Multi-frame Labeled Faces Database
Benchmark
This benchmark was created for the scientific purposes while this database was published and initial
results were done by our team. These results are considered as a fundamentals for this research
area and they are shown in leader-board table. There are 2,500 image sequences in the test set and
all resulting images are compared with ground truth images and evaluated using several metrics. Mean
of the values for given metric is used for representation as a single value result. Overall score is
then computed as a sum of normalized metrics results. The lowest value is considered as better, in
case observed metric where higher value is better (SSIM, PSNR), the normalized value is computed as
1 - norm(x). Following metrics are computed with min and max
values for normalization:
- Mean Square Error (MSE). Normalization min = 0, max =
500.
- Structural Similarity (SSIM). Normalization min = 0, max
= 1; (score = 1 -norm(x)).
- Peak Signal to Noise Ratio (PSNR). Normalization min = 0,
max = 50; (score = 1 -norm(x)).
- Sharpness difference (CPBD). Normalization min = 0, max =
1.
- Face feature extraction rate (FR failed) - using
well-known FaceRecognition
framework.

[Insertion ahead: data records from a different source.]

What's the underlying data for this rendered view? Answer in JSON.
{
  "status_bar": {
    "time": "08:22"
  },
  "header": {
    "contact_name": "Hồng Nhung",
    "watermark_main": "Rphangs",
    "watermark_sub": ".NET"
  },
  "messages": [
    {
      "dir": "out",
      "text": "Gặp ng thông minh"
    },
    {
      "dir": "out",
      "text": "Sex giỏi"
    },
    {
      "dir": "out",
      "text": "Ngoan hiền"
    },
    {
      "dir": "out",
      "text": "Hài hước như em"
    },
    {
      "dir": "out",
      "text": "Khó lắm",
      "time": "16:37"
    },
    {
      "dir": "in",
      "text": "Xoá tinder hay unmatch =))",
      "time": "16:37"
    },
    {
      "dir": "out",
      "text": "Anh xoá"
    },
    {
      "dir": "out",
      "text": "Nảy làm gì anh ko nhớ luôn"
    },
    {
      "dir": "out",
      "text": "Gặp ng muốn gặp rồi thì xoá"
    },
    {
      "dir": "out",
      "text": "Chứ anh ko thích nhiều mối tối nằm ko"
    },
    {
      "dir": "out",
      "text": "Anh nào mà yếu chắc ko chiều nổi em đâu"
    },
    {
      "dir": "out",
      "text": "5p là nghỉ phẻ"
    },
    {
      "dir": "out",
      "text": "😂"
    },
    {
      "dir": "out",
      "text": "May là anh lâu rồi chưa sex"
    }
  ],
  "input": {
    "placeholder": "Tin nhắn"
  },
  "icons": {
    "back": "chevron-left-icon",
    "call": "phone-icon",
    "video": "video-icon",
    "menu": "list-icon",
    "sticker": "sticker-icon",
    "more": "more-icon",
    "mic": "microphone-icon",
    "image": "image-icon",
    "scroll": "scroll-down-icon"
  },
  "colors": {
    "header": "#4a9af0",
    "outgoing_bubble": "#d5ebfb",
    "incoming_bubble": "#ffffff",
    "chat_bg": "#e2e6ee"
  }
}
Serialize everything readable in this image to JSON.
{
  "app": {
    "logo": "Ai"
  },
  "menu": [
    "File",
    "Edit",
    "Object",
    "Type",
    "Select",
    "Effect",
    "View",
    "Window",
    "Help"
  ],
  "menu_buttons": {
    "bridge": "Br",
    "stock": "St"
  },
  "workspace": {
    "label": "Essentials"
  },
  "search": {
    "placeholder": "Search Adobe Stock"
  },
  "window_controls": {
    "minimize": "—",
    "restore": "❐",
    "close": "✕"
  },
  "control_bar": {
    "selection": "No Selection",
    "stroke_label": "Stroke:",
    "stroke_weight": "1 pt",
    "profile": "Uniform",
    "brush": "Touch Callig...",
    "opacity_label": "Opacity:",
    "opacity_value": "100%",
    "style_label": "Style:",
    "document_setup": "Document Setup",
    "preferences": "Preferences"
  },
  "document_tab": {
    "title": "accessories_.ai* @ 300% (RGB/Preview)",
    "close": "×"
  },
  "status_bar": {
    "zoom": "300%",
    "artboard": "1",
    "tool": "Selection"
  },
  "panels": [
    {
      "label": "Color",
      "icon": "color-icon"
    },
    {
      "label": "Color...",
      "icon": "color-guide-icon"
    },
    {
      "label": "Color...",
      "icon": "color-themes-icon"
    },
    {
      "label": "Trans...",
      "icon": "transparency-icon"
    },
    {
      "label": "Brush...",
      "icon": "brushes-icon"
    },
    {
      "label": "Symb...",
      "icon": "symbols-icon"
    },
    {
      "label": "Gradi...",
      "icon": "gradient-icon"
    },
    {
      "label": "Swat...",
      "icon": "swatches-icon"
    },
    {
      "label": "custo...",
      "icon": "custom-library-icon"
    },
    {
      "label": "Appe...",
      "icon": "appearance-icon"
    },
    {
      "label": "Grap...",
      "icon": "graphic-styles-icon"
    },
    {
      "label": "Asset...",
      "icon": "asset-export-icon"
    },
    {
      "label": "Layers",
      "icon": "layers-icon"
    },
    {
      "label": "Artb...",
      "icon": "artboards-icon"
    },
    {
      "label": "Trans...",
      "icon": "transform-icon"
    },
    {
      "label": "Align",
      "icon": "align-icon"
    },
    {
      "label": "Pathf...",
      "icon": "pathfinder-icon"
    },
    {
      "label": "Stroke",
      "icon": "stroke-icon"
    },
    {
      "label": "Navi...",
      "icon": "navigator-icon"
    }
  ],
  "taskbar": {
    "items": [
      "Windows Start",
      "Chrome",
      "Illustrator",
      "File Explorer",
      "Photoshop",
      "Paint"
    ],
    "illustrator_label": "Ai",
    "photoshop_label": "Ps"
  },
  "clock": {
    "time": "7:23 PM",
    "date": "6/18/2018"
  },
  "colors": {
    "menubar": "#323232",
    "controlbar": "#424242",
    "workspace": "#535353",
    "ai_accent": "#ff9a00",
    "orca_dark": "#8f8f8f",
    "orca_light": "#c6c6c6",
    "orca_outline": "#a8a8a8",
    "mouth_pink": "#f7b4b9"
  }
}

This metric says how many predicted images failed to
extract face features needed for face recognition (using CNN model). There is no mean for
this metric. Normalization min = 0, max = 2500.
All metrics and overall score are computed automatically and detailed results are available via
score hyperlink in leaderboard table. There is .json file containing means of all metrics and their
normalized values. CSV file with all measurements will be send by email.